Problems involving RL

The abstract prediction problem based on “learning form side-information” is limited in that it defines a task that only consists of prediction. To construct a scaleable, safe, value-learning AI system, it is desirable that the system take actions rather than just making predictions. It might be that a large part of the problem of taking good actions can be reduced to making good predictions. So the former problem may be very useful for helping with the latter. (Some versions of Approval-directed agents might be like this. The agent doesn’t do any explicit planning and just takes the action that it predicts will get the most approval.) However, it seems worth working on both prediction and action-selection problems as parallel research programs.
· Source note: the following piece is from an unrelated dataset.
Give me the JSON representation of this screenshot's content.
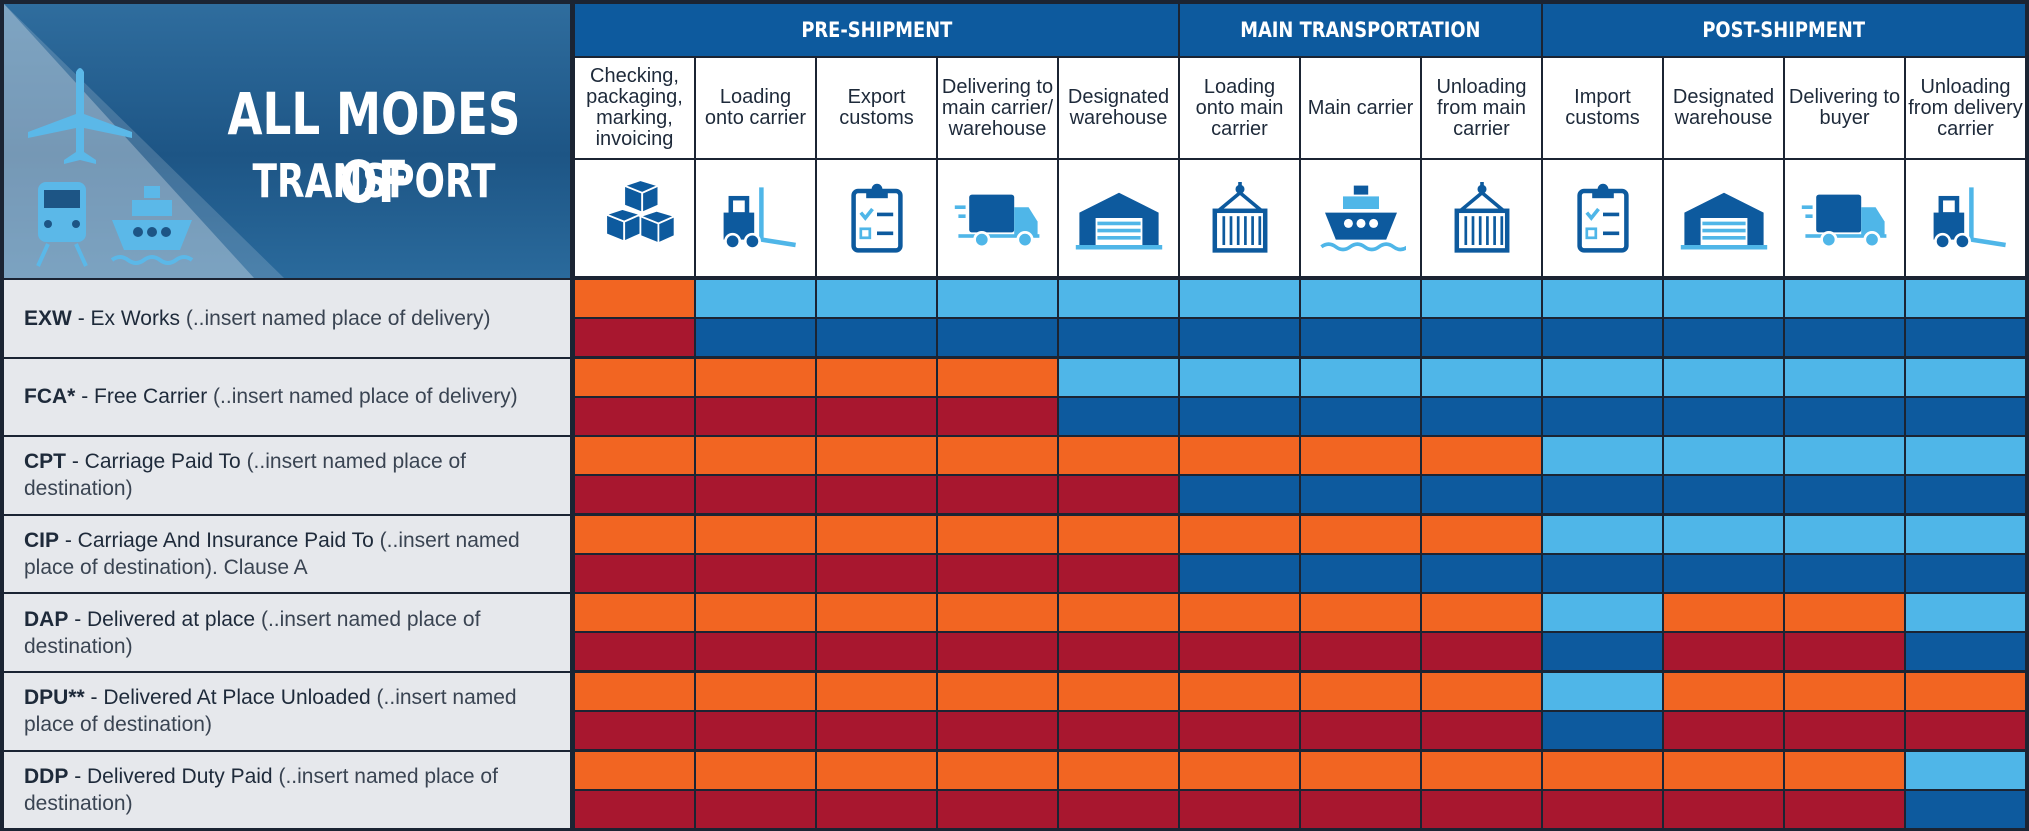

As with prediction problems, we can consider RL problems that abstract away some of the details of the value-learning (or approval-directed agents) problem. The benefit is again to get a simpler problem that can be tackled with pre-existing tools. Christiano discusses this kind of approach in the post “Semi-supervised Reinforcement Learning”. I will discuss these abstrated problems, as well as problems that get closer to the value-learning problem.

Abstracted RL problem

Many practical RL problems involve a human trying to control an AI’s behavior by setting up the RL problem in the right way. The methods of human control are fixing the reward function and fixing the RL algorithm used by the AI. (The human might also select environments that are apt for learning).

The simplest approach is to take some standard RL problems and reduce the quantity or quality of the reward signal. This is what Christiano suggests in his post. For example, you can take problems like Gridworld, Atari, board games, etc. and change the pre-specified reward functions to make it a “learning from side-information” RL problem.

Learning from side-information: from prediction to RL
It’s worth relating this RL problem to the prediction version of learning from side-information. In the prediction problem, you have to predict Y from X, where you mostly haven’t observed X and Y together in the past but you may have observed side-information Zi that’s helpful for inferring Y from X. The probability or cost of observing Z or Y given input X may vary depending on Y or on X. (Also: depending on the problem setup, it may be that Zi and Y can be queried for any possible value of X or else that the active learner has to make do with the values of X in the training set).

The natural counterpart in the setting of RL is to suppose that the agent does not always observe the true reward R(s) in a state s but may observe side-information zi that pertains to R. The case where the reward function R(s) is stochastic is already familiar in RL (e.g. in Bandit problems). In these cases, the agent gets iid samples from R(s) when visiting R, and so simply visiting state s repeatedly will normally suffice. Whereas in the version with side-information, it could be that R(s) is never observed in some states s and so the agent must rely on side-information and on generalization across states.

[There are more notes on RL problems in another document.]